Les résultats provisoires de l’exécution du budget de l’État à fin décembre 2023 viennent d’être publiés par le ministère des Finances et maintenant que les chiffres réels des dépenses et des recettes ont été rassemblés, nous pouvons procéder à une évaluation objective de la qualité de l’exécution en elle même et voir à quel point l’État a honoré ses engagements et ses obligations.
La lecture de l’exécution du budget de l’État sur une année est importante. Elle nous donne une idée sur la régularité de la gestion, la soutenabilité des dépenses publiques et la conformité générale de l’exécution au regard des engagements budgétaires pris devant l’ARP dans le cadre de la loi de Finances et en l’occurrence, l’arbre ne doit pas cacher la forêt.
Une première lecture met en avant un décalage important entre les ressources extérieures d’emprunt, telles que prévues par le budget et les ressources réellement mobilisées, c’est à dire, une idée claire sur les crédits obtenus. L’écart constaté est de 5 milliards de dinars.
Alors que nous prévoyions la mobilisation de 10,5 milliards de dinars mentionnés d’emprunts extérieurs, mentionnés dans la loi de Finances rectificative publiée il y a quelques mois, 5,6 milliards de dinars ont, uniquement, pu être procurés. Pour combler l’écart, nous avons augmenté les mobilisations des crédits intérieurs de 11,3 à 13,2 milliards de dinars soit 2 milliards de dinars de plus et par recours à la trésorerie générale.
“La Tunisie, qui restera quand les personnes passeront, ne mérite-t-elle pas qu’on dise la vérité, toute la vérité et rien que la vérité sur la réalité économique du pays ?”
La trésorerie générale, dont, pour rappel, la mission principale est d’assurer en tout temps les obligations financières de l’État et valoriser ses actifs. En 2023, l’État y a puisé près de 3 milliards de dinars puisque des 3,9 milliards de dinars prévus dans la loi des Finances rectificative, nous avons atteint les 6,9 milliards de dinars.

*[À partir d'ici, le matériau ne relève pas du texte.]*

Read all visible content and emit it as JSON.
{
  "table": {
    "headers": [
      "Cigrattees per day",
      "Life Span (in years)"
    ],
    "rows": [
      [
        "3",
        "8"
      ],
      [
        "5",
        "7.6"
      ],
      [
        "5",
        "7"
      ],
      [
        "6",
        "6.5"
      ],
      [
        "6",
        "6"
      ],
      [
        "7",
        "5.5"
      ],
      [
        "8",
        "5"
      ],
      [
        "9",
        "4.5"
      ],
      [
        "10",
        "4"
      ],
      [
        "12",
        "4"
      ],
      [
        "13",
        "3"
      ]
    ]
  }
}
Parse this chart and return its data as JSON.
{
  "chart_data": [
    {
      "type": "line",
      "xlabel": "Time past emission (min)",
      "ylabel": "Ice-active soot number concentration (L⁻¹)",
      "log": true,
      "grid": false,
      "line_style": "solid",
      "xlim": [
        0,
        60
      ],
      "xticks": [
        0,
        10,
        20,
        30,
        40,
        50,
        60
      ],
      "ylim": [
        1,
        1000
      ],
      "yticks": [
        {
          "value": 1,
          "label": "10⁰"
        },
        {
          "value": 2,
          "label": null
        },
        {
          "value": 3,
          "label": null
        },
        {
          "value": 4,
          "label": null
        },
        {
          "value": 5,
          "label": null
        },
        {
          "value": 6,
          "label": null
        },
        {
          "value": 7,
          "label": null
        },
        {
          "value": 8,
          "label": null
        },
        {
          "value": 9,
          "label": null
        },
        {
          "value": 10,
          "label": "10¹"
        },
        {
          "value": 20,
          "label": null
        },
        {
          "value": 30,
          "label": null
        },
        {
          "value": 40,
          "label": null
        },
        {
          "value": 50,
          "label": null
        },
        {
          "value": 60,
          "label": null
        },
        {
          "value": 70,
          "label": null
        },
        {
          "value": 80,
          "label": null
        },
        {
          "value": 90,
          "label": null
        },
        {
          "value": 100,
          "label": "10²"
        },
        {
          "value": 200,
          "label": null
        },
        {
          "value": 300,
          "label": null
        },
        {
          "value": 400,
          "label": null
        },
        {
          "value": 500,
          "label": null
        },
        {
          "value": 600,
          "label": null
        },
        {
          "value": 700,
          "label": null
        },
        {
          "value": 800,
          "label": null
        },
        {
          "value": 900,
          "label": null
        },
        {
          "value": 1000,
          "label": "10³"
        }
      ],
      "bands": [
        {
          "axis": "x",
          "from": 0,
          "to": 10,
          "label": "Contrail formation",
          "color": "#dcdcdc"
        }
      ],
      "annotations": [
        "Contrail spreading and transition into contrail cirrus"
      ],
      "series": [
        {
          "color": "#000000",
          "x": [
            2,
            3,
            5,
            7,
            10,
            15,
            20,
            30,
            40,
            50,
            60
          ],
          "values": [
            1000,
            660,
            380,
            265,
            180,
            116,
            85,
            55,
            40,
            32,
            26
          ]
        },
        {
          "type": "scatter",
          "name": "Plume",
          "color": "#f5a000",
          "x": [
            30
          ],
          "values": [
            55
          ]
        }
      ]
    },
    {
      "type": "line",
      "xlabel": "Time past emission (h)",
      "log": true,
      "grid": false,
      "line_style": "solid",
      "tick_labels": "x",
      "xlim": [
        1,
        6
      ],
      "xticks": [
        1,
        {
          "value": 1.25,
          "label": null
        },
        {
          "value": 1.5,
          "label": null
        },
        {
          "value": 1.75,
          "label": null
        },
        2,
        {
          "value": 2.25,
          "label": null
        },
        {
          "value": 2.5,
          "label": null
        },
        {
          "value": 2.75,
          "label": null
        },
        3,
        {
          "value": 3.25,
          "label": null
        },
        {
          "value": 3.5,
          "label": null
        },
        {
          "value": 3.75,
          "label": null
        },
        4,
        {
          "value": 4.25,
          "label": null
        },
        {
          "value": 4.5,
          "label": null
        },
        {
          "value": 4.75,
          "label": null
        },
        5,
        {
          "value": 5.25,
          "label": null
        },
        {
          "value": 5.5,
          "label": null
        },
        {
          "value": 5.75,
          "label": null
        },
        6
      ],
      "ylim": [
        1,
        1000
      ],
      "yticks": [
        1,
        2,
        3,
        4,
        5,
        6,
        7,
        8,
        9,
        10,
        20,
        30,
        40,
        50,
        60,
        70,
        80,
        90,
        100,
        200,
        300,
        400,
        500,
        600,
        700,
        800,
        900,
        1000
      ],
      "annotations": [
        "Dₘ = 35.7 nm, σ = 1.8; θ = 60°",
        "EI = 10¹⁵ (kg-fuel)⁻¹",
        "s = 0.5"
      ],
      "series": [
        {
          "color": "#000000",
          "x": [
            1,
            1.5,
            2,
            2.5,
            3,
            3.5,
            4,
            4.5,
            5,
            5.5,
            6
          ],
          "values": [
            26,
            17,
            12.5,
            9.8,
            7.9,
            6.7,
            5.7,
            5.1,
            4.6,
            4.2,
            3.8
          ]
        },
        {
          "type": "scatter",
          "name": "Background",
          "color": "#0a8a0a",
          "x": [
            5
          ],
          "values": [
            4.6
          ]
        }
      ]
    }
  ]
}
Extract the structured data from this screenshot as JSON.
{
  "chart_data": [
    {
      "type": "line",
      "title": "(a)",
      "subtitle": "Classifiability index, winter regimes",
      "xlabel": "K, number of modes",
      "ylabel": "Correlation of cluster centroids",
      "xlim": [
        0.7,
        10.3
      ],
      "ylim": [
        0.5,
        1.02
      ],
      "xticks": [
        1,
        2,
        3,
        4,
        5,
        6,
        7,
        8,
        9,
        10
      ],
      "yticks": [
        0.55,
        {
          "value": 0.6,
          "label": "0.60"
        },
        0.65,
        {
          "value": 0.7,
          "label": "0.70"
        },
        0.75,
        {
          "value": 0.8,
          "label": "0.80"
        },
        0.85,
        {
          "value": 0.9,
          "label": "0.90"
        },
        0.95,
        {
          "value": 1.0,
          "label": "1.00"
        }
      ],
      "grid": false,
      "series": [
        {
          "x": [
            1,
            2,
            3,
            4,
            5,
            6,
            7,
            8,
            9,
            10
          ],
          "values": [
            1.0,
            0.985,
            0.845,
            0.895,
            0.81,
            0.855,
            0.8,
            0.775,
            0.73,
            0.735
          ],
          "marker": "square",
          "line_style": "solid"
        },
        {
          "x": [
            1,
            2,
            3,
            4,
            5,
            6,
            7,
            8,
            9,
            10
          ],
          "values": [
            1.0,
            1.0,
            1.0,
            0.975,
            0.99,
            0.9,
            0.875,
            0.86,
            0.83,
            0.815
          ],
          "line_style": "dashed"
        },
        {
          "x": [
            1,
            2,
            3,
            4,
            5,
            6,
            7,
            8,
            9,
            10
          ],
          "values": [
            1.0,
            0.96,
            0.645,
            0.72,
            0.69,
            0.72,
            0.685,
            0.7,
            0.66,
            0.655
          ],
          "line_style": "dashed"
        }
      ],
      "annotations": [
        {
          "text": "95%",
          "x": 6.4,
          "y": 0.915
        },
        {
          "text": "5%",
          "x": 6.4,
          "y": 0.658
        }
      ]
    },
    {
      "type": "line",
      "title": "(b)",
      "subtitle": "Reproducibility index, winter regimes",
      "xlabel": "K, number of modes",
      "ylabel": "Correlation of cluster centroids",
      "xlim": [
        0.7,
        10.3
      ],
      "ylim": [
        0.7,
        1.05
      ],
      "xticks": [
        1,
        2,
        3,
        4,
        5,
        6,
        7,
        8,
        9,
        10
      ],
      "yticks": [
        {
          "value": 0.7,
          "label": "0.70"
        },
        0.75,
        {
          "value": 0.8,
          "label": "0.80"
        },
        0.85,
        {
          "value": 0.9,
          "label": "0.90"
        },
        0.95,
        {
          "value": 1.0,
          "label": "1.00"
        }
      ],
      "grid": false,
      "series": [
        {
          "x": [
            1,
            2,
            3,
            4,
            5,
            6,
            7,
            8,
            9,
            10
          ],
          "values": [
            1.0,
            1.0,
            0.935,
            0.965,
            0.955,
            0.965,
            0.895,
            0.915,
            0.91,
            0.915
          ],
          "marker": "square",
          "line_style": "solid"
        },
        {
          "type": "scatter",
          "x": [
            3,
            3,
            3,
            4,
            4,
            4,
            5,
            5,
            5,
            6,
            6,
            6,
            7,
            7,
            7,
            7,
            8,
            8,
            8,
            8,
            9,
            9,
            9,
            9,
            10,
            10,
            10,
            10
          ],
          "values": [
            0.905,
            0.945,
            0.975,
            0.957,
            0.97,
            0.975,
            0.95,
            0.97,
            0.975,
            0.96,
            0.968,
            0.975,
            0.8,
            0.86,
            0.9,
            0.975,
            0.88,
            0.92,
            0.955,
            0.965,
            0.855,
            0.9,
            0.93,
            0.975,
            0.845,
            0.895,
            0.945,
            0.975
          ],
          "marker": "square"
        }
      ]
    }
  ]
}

Il s’agit là des fonds des entreprises publiques excédentaires telle que l’ETAP ou l’OACA qui auraient dû réinvestir dans l’amélioration et la maintenance de l’Aéroport Tunis-Carthage, aujourd’hui dans un état désastreux, des fonds postaux, des fonds gelés qu’une récente loi a décidé de “dégeler” pour le compte de l’État et ainsi de suite.
Mieux encore, ou pire selon les différents points de vue, il a été constaté, l’année dernière, et par rapport à la loi de Finances rectificative, que le déficit budgétaire en pourcentage a baissé. On y prévoyait un déficit de 7,7 %. L’exécution du budget fait dégager un déficit de 7,1% alors que réellement, il est de 7,6% (Voir article paru sur WMC sur l’analyse de Hechmi Alaya).
La raison est simple, on a calculé le déficit sur la base d’un taux de croissance qui n’a pas été actualisé selon les chiffres de l’INS. Un taux de croissance tombé de 0,9% à 0,4% ! La question est : pourquoi ne pas avoir réactualisé le taux du déficit budgétaire en prenant en compte les nouveaux chiffres et la situation réelle de l’économie nationale ? Et jusqu’à quand continuer à cacher le soleil par un tamis alors qu’il est plus simple de prendre son courage à deux mains et d’affronter la situation économique en y apportant des solutions réelles et audacieuses ?
Les recettes fiscales en recul
L’autre observation concernant l’exercice budgétaire touche aux recettes fiscales qui ont diminué ne répondant pas aux attentes et aux ambitions de l’exécutif et encore moins aux prévisions d’une loi de Finances rectificative arrêtée au mois d’octobre 2023!
On y prévoyait 39,5 milliards de dinars dont seulement 38 milliards de dinars ont été réalisées. Il s’agit là de 1,4 milliard de dinars de moins ! Ce recul reflète la souffrance des entreprises en grandes difficultés, censées créer des richesses pour satisfaire à l’appétit fiscal de l’État mais qui ne sont plus aussi prospères qu’elles l’étaient il y a quelques années et aussi un climat économique délétère qui n’encourage pas l’investissement et l’initiative privée.
“N’est-il pas temps aujourd’hui pour les décideurs publics patriotes et courageux de dire : osons, réfléchissons, argumentons, convainquons, soyons une force de propositions et décidons pour transformer le marasme national en une dynamique vertueuse pour la réédification de l’économie nationale ?”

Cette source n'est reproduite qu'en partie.